Closed lalehsg closed 5 months ago
Hey @lalehsg does it occur frequently? Can you share a sample for which you observe this behavior
it happened 2 times in my sample of 18. these were the only cases that llm made up answer without having proper context though. i assume it will happen again if this situation happens. this is an example:
question: What should be included in a new hire's Welcome Kit?
answer:
Note: The context information provided does not contain specific information about what should be included in a new hire's Welcome Kit, the above answer is based on general practices and common items included in a Welcome Kit.
context: ['N']
g truth: A new hire's Welcome Kit should include a calendar for the first two weeks, an overview of the area, an organization chart, a phone directory, and materials unique to the individual's role.
Hope this info helps. I noticed that when retrieval fails and llm makes an answer starting with "I'm sorry..." or "i'm unable ..." the metric comes back as zero or close to zero by gprt3.5 and NaN by GPT4. Based on your comment on my other question, NaN is the correct value.
i actually realized sth. this is probably not Ragas issue. i can avoid confusing the metric by not calling the llm at all when the context is not retrieved and just print out "sorry i'm not able to... ".

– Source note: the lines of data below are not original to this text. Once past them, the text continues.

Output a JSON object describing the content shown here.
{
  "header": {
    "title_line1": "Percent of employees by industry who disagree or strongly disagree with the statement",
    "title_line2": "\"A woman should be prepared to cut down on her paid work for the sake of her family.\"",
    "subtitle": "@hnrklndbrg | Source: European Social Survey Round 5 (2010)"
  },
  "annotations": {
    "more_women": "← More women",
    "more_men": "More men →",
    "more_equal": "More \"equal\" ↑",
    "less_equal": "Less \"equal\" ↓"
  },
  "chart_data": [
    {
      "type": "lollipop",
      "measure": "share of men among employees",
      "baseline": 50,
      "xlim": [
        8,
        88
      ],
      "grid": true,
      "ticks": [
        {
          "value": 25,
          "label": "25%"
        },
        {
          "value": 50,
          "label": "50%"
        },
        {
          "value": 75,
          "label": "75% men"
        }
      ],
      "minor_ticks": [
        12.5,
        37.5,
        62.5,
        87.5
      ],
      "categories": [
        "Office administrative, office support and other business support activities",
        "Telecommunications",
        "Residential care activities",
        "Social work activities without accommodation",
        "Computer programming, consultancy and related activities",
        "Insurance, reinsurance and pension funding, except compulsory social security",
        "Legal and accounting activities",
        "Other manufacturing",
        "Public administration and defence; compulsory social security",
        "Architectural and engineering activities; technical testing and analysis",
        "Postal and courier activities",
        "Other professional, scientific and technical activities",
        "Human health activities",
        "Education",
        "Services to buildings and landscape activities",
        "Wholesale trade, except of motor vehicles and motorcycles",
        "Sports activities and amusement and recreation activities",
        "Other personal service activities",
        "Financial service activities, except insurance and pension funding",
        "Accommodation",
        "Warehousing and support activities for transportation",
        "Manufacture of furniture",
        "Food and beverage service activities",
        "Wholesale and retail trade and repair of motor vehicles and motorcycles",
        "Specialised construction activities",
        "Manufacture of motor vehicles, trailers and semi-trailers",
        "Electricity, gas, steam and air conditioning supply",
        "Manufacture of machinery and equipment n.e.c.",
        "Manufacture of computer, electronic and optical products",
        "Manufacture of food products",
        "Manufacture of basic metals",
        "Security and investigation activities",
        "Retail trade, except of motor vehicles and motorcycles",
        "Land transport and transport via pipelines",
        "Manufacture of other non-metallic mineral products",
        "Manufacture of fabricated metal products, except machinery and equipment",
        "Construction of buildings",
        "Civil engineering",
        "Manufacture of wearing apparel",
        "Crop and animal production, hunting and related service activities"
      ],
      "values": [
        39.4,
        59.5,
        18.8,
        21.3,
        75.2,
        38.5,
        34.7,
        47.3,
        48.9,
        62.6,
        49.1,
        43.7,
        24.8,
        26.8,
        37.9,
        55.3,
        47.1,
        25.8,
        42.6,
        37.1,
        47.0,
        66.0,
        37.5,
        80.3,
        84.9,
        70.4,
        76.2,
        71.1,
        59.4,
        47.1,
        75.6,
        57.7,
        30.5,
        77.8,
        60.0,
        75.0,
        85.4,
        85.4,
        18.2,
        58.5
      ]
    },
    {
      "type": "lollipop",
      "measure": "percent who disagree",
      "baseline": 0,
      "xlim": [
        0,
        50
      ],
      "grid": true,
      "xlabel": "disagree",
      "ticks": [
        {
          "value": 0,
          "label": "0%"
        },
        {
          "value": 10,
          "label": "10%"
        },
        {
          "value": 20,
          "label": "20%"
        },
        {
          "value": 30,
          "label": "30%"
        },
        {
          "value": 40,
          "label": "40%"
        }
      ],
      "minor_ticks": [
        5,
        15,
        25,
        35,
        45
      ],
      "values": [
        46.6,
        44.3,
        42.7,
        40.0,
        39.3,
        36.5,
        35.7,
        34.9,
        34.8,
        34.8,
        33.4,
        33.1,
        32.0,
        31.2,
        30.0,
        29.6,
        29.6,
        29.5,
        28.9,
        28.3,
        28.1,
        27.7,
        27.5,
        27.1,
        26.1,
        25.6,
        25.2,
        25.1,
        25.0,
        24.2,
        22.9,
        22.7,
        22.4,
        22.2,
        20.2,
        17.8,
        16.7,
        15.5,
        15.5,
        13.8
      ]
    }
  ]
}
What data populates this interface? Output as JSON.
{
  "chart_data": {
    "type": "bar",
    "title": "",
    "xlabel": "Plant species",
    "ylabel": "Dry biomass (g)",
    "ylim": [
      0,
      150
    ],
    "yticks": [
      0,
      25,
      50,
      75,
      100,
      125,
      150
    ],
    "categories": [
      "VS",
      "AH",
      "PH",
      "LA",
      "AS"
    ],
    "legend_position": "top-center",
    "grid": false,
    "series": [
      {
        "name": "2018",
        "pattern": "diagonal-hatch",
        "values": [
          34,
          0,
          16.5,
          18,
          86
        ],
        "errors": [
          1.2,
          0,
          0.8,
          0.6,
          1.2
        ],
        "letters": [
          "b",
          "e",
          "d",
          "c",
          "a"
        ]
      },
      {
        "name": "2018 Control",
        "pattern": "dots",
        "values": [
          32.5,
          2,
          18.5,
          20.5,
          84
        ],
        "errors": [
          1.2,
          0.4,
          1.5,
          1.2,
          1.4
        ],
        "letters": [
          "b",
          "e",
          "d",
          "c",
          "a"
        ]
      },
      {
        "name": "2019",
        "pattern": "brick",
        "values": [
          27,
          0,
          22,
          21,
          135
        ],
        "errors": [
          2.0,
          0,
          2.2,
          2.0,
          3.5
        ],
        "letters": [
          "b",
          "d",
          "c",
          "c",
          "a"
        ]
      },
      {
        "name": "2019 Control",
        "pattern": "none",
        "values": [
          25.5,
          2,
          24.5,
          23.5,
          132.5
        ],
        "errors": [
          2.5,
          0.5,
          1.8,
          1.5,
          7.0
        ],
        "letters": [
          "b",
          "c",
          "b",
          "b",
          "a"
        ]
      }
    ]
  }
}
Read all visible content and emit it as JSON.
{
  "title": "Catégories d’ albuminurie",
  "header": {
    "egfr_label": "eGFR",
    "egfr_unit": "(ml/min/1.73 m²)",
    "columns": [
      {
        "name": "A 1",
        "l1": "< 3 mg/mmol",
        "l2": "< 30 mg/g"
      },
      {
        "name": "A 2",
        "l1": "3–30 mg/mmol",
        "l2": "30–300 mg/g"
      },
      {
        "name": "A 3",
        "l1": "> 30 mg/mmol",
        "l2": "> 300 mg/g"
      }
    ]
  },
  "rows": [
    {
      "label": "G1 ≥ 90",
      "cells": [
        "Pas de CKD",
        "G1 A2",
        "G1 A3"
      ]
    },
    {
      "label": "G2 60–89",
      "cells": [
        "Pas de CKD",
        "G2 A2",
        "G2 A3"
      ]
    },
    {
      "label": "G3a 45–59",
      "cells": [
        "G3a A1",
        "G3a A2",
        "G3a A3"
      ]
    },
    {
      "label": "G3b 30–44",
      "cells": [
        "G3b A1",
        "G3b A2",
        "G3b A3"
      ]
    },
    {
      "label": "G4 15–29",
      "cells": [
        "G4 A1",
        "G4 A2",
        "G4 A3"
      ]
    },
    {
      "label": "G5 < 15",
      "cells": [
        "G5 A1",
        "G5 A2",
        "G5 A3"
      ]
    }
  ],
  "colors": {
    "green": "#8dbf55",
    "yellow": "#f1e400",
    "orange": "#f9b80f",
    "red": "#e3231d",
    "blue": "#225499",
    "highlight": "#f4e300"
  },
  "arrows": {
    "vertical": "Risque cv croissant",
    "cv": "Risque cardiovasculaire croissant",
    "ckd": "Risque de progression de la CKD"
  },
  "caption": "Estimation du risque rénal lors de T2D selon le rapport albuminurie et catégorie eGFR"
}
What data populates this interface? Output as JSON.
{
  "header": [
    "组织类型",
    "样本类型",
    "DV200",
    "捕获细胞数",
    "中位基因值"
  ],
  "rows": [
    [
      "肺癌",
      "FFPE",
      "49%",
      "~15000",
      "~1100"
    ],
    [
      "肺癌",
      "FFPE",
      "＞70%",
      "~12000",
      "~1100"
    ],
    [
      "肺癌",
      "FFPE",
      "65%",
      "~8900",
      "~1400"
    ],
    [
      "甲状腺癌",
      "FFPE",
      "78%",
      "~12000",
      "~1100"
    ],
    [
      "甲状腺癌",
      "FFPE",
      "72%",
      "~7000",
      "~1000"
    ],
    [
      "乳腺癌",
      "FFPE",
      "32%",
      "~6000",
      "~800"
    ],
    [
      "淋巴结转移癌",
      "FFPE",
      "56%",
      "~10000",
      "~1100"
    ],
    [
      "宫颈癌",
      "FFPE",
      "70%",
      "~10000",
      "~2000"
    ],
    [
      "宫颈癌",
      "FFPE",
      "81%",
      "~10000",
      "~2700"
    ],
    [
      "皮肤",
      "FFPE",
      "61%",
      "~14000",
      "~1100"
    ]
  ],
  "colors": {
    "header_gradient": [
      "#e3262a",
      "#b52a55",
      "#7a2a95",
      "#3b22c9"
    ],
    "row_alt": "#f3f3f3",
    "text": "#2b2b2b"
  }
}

I also encountered this problem, and I think it's a bug.
[ ] I have checked the documentation and related resources and couldn't resolve my bug.
Describe the bug I have noticed that in some cases when the retrieved context is empty and the llm has made up an answer, the returned faithfulness is set to 1. this happens with both GPT3.5 turbo and GPT4 as llm judges.
Looking into the code, i believe the problem is in the NLI part. I think if you add an example here https://github.com/explodinggradients/ragas/blob/4c31c0f12fd0c4e945ba2e1bad78181f72b92c49/src/ragas/metrics/_faithfulness.py#L56 and instruct the llm to return 0 when the context is empty, it can fix the issue.
Ragas version: Python version:
Code to Reproduce an example with no context and some madeup answer by llm that doesn't start with "i'm sorry" or "i'm unable"
Error trace
Expected behavior i expect to get zero for the faithfulness metric.
Additional context Add any other context about the problem here.